Vigevano, Gibillini chiude il caso-Boyette
VIGEVANO.«Qualcuno se l'è presa, ma va bene cosi. E' tutto sotto controllo». Antonio Gibillini sorride quando gli si chiede conto della ricaduta del suo duro intervento di domenica, subito dopo la vittoria al fotofinish della Miro Radici su Imola. Il gm e comproprietario del club gialloblu aveva affermato di non aver visto in tutti i giocatori scesi in campo con lo stesso attaccamento alla maglia: ingrediente che, secondo Gibillini, era stato determinante in questa come in tante altre vittorie di questa stagione. Il dirigente non aveva fatto nomi; ma, scout alla mano, non era stato difficile ipotizzare che Jermaine Boyette fosse il destinatario della reprimenda. «Non tratteniamo nessuno: se qualcuno avesse voluto andare via, noi non l'avremmo trattenuto a forza, né avremmo chiesto chissà quale indennizzo», ribadisce due giorni dopo Gibillini. «Ma è evidente che da un'eventuale simile situazione, anche la nostra società dovrebbe trarre un suo vantaggio. Il nostro obiettivo è chiaro: concludere questa stagione nel modo migliore, andando il più lontano possibile con l'attuale organico».
Quello che conta, al momento, è che tutti i giocatori sono regolarmente presenti e nessun divorzio è all'orizzonte, ammesso che se ne sia profilato qualcuno.
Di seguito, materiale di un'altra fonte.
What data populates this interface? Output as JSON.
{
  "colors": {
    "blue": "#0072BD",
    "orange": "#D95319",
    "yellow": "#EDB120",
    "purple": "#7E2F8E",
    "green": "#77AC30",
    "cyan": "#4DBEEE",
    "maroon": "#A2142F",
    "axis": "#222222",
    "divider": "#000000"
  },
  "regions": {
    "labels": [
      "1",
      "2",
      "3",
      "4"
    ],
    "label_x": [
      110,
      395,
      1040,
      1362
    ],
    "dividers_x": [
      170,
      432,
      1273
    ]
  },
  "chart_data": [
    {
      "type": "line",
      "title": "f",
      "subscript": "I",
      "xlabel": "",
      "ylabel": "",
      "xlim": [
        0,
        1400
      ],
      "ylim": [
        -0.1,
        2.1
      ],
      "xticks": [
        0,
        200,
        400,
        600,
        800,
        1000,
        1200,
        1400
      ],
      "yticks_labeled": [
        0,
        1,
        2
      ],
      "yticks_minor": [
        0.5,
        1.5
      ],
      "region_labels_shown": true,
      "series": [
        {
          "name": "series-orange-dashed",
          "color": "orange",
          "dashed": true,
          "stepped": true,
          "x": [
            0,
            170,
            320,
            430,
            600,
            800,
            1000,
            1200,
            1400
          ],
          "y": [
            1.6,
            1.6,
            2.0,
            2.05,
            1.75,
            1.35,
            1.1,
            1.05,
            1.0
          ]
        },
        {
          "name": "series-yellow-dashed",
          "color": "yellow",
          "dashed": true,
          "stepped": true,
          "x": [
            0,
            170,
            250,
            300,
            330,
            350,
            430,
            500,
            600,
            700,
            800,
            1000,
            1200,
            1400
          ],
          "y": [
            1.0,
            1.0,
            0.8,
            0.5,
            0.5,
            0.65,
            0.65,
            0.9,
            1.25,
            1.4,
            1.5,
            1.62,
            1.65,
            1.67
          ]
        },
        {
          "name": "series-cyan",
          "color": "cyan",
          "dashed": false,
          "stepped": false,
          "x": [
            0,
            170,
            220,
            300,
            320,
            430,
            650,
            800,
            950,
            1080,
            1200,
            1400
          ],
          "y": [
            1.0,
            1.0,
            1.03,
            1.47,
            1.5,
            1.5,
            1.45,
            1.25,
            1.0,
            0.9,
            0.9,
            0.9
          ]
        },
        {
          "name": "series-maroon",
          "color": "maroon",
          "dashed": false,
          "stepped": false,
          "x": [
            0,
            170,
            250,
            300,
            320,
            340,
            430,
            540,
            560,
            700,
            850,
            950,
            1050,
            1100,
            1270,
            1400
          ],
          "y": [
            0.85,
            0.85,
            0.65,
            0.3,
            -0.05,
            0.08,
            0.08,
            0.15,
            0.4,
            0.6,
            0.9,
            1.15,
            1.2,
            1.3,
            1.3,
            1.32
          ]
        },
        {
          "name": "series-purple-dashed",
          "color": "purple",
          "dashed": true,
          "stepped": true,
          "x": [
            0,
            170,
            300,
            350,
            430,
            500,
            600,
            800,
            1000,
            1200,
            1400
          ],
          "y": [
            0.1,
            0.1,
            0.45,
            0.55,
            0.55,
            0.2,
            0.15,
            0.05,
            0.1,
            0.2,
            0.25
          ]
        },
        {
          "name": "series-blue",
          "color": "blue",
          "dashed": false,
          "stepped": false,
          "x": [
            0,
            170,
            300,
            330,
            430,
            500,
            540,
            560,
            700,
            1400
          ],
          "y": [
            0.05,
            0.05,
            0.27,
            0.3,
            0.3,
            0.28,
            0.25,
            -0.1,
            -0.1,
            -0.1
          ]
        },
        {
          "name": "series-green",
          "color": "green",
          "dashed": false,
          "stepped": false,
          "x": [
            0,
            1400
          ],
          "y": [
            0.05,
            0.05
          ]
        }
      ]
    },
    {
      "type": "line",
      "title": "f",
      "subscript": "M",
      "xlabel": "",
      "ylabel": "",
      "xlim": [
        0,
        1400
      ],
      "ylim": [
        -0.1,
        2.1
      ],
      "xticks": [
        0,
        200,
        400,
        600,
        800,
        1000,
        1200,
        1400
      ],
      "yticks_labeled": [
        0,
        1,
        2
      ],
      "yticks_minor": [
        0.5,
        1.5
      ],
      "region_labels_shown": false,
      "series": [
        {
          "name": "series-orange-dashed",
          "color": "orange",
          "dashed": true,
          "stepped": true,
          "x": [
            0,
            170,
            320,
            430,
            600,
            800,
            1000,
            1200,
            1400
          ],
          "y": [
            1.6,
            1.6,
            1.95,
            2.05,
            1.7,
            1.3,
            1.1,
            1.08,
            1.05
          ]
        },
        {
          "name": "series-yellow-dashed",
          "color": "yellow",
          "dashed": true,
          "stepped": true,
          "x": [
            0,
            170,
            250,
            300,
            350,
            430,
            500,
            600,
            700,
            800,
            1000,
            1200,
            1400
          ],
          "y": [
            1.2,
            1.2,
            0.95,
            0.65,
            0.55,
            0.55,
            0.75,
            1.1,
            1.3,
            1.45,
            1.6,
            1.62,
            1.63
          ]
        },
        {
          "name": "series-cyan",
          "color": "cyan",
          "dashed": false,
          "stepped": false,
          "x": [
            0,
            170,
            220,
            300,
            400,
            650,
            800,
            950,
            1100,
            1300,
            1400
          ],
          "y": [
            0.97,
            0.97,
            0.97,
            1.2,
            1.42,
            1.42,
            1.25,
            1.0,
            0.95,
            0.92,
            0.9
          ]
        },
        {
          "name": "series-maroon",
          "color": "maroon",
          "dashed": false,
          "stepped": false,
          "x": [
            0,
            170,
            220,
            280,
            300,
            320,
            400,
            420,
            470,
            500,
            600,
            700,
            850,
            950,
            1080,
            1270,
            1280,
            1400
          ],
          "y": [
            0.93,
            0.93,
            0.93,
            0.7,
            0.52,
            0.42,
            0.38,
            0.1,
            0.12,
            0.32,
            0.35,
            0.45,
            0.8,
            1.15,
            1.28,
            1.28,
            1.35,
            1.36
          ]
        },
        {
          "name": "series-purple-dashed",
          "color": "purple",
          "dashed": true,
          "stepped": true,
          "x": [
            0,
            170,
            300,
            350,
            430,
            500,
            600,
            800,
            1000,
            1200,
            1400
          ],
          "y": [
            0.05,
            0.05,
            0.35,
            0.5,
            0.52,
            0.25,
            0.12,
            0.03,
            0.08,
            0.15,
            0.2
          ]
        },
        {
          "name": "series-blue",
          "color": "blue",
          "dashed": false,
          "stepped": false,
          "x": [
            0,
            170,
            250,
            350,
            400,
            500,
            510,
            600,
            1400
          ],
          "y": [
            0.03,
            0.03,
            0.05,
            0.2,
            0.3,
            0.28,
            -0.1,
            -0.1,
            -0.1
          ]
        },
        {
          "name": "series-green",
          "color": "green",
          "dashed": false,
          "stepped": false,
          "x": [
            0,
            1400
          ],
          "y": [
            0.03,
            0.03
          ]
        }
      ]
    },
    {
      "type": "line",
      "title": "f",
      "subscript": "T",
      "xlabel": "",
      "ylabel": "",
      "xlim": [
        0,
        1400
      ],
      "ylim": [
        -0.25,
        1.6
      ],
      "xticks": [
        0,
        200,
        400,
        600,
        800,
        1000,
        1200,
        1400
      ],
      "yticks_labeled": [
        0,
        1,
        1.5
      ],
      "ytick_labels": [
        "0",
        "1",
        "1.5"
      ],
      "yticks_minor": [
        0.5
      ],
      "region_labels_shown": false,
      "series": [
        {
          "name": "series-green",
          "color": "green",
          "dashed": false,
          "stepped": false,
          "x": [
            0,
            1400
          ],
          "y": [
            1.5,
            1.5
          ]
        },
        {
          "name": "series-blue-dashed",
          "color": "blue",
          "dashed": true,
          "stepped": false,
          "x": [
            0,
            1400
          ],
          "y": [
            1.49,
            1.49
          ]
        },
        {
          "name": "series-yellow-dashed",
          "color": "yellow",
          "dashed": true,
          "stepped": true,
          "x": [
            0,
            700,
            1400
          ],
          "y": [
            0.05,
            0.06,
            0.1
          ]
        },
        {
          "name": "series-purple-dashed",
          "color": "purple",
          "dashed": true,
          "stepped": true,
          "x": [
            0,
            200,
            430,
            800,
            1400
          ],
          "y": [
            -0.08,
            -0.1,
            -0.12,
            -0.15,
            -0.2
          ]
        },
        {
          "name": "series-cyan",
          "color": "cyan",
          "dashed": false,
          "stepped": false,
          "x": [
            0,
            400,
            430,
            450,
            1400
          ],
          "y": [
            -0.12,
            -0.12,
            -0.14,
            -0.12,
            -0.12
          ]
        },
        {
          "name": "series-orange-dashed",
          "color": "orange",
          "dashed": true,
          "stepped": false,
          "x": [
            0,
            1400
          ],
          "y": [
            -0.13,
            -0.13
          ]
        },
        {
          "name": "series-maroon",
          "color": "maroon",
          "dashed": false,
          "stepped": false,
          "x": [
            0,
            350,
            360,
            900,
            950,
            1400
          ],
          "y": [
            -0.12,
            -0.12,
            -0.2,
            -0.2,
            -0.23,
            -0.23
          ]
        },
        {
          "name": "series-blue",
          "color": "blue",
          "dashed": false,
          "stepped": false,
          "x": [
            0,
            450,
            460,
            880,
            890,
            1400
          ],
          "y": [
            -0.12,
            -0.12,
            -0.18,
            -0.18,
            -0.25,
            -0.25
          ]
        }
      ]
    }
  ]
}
Non è poi dato a sapere se ad arrabbiarsi per l'intervento post-partita di Gibillini sia stato qualche giocatore o qualche procuratore, perché il giemme gialloblu si fa improvvisamente ermetico e di più non dice. Né conferma o smentisce che il destinatario della sua riflessione fosse proprio Boyette. Tuttavia è pur vero che l'uomo di Hammond si è confermato finora uno dei migliori americani di LegaDue e non è difficile ipotizzare che ci possano essere squadre interessate ad inserirsi anche in extremis per averlo con loro. Ne vien fuori alla fine una situazione intrigante nella quale i dati certi sono che Vigevano è ormai salva ed ha centrato l'obiettivo stagionale cosi in anticipo che vorrebbe spostare più in alto l'asticella. Ma è anche vero che una partita difficile come quella di domenica scorsa è stata vinta di squadra, con comprimari abili a diventare protagonisti e surrogare chi normalmente dovrebbe esserlo. La prossima sfida del clan gialloblu ora è tenere l'ambiente compatto e consapevole che, al completo, potrebbe arrivare molto in alto firmando una stagione indimenticabile.